Email rots the brain worse than weed does

+--------------------------------------------------------------------+
| Email Worse Than Marijuana For Intelligence?                       |
|   from the as-an-evergreen-state-graduate-i'm-unqualified-to-commen|
|   posted by Zonk on Friday April 22, @20:35 (The Internet)         |
|   http://slashdot.org/article.pl?sid=05/04/22/2146251              |
+--------------------------------------------------------------------+
wallykeyster writes "The Guardian is reporting that a recent study at
King's College indicates that the [0]average IQ loss of email users was
10 points (or six points more than cannabis users). Details on [1]The
Register as well. The Register has a related story about how [2]computers
make kids dumb and an apparent "problem-solving deficit disorder"
observed in children who use computers. I thought it was television that
rotted your brain?"
Discuss this story at:
http://slashdot.org/comments.pl?sid=05/04/22/2146251
Links:
0. http://www.guardian.co.uk/online/news/0,12597,1465973,00.html
1. http://www.theregister.co.uk/2005/04/22/email_destroys_iq/
2. http://www.theregister.co.uk/2005/03/21/how_dumb_kids/

I suppose it’s not ironic that I picked up this priceless Slashdot tidbit via email, and that I am now wasting my time with this pointless blog entry.

Why I Don’t Use Microsoft Windows

I got my very own first personal computer from Gateway in 1991. It came with Windows 2.0. Then Windows 3.0 came out and I upgraded. Woohoo!
Years rolled by, my computers morphed into different animals as I replaced and upgraded parts, and eventually I upgraded to… Windows 95! Woohoo!
Like a million other consumers I must have assumed that blue screens of death and other mysterious problems were just part of life. People would write funny haikus and stuff, remember?
Around 1996 I started getting interested in making HTML pages. Then I got interested in writing CGI scripts. Then I got interested in web/database programming. I had a shared web hosting account on a Unixoid system and wanted to simulate that environment, more or less, on my development machine and learn more about all that stuff. Over time, I tried several Linux distros and FreeBSD 4.something. Each time I got a little closer to a fully functioning system, but were problems too difficult for me to surmount, and I gave up and stayed with Windows.

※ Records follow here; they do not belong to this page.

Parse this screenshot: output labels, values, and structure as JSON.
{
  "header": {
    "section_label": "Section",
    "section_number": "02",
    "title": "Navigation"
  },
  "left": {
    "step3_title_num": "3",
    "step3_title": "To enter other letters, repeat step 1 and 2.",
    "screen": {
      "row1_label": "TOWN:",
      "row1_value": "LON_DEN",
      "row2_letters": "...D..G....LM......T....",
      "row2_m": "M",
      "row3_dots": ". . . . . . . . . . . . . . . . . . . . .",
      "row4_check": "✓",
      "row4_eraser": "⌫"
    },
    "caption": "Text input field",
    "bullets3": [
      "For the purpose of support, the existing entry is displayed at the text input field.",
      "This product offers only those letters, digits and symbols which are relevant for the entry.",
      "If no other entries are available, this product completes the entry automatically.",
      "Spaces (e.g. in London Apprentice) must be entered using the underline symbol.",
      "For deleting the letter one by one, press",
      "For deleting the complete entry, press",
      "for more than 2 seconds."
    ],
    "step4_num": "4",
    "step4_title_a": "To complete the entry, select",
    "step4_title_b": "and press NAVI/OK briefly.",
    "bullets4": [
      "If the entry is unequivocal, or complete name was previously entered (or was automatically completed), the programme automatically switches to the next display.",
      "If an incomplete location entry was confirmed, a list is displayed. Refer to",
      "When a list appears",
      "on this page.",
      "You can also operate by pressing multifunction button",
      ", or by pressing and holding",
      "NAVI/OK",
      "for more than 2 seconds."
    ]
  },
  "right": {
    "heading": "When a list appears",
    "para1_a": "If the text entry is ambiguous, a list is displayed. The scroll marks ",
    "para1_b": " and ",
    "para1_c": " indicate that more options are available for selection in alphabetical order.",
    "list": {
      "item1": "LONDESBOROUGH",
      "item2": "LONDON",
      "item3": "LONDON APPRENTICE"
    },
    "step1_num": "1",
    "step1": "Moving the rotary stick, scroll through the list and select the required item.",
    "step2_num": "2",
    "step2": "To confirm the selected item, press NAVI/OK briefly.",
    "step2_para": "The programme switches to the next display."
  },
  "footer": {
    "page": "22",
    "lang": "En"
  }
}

Once upon a time, around 2000, I was doing PHP/MySQL development on the computer I had bought from the now-defunct Quantex Systems. It was running the OS that it came with: Windows 98. I was trying to run a reasonable code editor, a browser or two, a MySQL (database) server and Apache (web server). I had a lot of physical memory, but things just kept crashing, and I naively wondered what was wrong.
There is undoubtedly some precise technical explanation of what was wrong, but the high-level, plain English explanation is simple: Windows 98 was a piece of shit junk consumer operating system that was never intended for serious work of the sort I was attempting. I vowed that someday I would leave this abusive relationship and never go back.

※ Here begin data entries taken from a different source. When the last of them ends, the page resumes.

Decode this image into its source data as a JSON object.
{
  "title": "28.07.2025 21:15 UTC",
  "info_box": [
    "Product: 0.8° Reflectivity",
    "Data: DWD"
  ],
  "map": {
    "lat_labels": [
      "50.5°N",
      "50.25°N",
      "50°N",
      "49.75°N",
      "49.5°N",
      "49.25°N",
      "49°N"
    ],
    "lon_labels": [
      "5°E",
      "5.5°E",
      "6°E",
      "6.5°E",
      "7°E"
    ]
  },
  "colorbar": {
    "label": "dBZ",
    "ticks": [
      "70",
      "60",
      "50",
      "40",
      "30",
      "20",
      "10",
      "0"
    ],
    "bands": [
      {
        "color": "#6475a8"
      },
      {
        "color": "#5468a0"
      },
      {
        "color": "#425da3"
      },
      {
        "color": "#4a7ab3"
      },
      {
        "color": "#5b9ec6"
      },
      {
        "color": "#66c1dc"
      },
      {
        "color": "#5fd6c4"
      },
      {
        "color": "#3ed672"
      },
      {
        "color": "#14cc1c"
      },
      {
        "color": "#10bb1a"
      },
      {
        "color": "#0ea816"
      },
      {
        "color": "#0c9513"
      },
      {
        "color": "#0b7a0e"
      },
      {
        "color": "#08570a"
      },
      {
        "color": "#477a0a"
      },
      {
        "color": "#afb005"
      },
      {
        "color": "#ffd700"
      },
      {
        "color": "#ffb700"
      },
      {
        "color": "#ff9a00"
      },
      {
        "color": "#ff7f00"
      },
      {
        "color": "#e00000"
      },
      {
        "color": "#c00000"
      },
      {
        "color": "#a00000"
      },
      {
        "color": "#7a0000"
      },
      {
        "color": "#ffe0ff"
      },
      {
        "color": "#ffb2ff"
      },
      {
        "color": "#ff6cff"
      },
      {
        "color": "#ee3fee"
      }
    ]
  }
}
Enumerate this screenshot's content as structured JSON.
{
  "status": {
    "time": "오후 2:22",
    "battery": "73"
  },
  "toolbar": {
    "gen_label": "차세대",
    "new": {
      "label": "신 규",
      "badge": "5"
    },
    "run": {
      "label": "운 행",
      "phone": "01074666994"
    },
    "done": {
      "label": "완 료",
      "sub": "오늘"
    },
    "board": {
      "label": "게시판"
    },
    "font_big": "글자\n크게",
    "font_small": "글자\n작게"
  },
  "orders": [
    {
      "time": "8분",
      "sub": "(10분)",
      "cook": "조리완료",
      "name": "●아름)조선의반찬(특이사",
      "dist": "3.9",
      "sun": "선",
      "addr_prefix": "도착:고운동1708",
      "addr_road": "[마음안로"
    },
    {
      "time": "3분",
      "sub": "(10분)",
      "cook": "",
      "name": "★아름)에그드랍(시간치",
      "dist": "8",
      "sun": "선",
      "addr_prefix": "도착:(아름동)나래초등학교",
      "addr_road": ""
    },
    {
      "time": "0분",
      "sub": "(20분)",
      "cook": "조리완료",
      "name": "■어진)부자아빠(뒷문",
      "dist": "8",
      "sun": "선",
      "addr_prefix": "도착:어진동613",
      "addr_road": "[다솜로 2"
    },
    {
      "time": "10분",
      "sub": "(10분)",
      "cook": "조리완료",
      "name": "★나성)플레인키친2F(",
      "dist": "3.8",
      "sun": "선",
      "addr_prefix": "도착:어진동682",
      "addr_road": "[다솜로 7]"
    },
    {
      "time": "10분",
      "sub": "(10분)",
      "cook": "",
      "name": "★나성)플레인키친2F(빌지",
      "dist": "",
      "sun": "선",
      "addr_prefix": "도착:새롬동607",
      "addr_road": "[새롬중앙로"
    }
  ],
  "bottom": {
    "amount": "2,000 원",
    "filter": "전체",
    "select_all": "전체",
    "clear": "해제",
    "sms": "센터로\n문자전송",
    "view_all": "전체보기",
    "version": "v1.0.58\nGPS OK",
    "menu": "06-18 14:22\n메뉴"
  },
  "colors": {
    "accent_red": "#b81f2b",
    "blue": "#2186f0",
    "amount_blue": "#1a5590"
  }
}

I finally did it about three years ago: got a fully functional Linux running. I don’t do Windows anymore, I extremely rarely crash, I can do everything I need to do, and my wife — who is not technically inclined — can sit down in front of it, browse the web, process words, etc., without knowing or caring whether it’s Linux or Windows or something else.

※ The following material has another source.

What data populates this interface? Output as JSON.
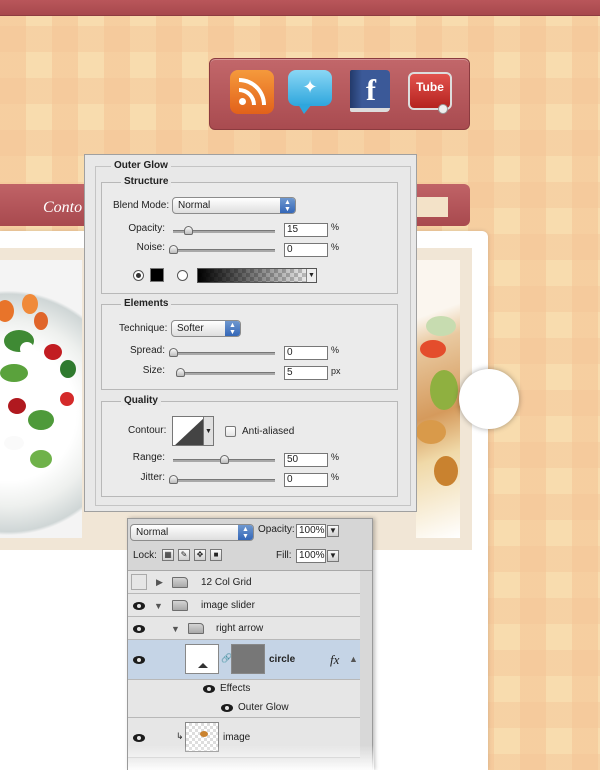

I am never ever going to buy another PC with Windows on it because there is no reason why I should pay for that crap, and neither should you. I have friends and family who struggle with Windows spyware and viruses and I tell them they don’t have to put up with that if they really don’t want to. Nobody is obligated to put up with Windows anymore. You can get a Mac, or a PC with Linux pre-installed from somebody like Monarch Computer, or even <gasp!/> install it yourself and be happy. I’m serious.